The Bijagós peoples produce many artifacts for daily use and ritual following a traditional iconography that is unique to their culture, and shows variations from island to island. Among the most striking Bidyogo art pieces are the portable ancestor shrines ("iran") and the zoomorphic masks representing cows ("vaca-bruta"), sharks, stingrays and, occasionally, other local animals. Traditionally-decorated artifacts are also produced for "fanado" coming-of-age ceremonies (wood masks, spears, shields, headgear, bracelets), daily activities (fishing, agriculture) and personal use (stools, basketry, foodware). Its unique aesthetics make Bidyogo art easily distinctive from other African tribal arts.

==Education==
A high school on the islands is Bubaque High School.

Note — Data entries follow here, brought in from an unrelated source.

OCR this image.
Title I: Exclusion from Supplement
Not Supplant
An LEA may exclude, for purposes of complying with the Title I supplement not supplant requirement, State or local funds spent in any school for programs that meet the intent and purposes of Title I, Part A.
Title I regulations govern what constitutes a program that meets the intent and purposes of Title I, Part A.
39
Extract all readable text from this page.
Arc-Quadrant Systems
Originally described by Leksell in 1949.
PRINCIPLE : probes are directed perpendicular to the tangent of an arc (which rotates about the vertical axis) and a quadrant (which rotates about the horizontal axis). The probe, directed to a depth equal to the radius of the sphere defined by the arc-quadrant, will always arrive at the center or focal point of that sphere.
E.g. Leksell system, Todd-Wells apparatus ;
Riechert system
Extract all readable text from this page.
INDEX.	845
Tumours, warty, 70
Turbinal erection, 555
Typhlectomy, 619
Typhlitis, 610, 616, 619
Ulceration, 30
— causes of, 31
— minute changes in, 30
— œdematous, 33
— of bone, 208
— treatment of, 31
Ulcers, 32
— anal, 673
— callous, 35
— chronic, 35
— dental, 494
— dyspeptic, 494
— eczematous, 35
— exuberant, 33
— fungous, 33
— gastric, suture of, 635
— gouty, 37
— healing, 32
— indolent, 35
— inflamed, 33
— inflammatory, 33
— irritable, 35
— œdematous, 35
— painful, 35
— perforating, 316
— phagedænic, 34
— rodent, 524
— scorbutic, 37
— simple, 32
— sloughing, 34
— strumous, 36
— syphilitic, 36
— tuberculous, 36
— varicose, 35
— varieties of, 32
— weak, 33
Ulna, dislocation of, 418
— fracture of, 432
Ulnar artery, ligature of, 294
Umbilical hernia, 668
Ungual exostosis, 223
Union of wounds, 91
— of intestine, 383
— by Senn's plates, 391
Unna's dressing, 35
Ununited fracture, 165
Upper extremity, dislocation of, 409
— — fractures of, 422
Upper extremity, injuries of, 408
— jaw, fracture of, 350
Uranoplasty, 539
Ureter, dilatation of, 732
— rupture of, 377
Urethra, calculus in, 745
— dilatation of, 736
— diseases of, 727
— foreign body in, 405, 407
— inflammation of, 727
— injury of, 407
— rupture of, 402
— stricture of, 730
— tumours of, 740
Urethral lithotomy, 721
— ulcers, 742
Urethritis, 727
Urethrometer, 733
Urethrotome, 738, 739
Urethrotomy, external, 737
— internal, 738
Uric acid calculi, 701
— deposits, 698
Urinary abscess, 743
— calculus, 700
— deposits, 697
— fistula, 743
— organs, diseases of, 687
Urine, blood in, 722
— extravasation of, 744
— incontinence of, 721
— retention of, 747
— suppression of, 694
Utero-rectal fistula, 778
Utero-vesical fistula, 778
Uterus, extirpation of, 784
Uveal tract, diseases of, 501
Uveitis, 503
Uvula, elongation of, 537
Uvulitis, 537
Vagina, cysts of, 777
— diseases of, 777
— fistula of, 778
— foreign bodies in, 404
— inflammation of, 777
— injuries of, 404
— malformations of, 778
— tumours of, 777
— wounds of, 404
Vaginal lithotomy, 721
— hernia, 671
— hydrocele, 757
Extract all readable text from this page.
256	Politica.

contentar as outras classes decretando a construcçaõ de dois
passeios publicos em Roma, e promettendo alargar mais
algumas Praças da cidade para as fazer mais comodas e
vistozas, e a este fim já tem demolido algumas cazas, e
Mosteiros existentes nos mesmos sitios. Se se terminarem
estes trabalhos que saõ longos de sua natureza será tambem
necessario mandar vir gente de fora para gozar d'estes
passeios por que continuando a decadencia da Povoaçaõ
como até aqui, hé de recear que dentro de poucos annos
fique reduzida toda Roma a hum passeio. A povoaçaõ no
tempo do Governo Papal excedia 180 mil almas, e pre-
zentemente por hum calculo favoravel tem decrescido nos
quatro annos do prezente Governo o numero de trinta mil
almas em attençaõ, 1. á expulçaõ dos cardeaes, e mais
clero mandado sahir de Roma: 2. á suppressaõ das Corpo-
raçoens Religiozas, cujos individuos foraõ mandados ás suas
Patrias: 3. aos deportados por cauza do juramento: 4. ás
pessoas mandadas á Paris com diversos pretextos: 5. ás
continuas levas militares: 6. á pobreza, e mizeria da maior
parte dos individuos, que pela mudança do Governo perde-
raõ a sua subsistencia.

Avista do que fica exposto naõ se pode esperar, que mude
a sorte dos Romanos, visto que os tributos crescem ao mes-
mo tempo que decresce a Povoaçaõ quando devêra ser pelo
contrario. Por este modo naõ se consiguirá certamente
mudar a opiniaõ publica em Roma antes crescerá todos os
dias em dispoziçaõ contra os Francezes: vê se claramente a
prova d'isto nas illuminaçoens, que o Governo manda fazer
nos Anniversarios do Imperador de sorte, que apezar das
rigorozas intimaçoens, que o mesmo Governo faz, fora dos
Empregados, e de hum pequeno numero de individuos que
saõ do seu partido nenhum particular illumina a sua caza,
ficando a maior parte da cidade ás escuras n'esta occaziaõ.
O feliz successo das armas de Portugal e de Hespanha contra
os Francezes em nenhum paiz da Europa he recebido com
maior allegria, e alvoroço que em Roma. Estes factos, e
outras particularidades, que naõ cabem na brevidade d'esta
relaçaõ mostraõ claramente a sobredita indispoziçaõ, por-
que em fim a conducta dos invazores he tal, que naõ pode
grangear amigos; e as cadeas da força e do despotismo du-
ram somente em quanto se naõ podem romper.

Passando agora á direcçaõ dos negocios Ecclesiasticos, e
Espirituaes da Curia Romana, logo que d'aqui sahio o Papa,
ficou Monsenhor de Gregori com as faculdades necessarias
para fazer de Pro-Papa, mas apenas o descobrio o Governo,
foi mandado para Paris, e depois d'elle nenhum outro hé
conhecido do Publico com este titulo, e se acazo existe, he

Elementary students began studying in both Kriol and Portuguese in 1986. Prior to 2008, the idea was that high school students studied only in Portuguese, with students advancing away from Kriol and towards Portuguese, but that year Kriol medium education was introduced at the secondary level. Luigi Scantamburlo, an Italian priest, coordinated the bilingual education on the islands. Bilingual education ended in 2022 due to the retirement of the priest.

==Notable people==
- Benkos Biohó, Former African king who was shipped to Cartagena, Colombia during the slave trade but managed to escape and founded the maroon village known as San Basilio de Palenque.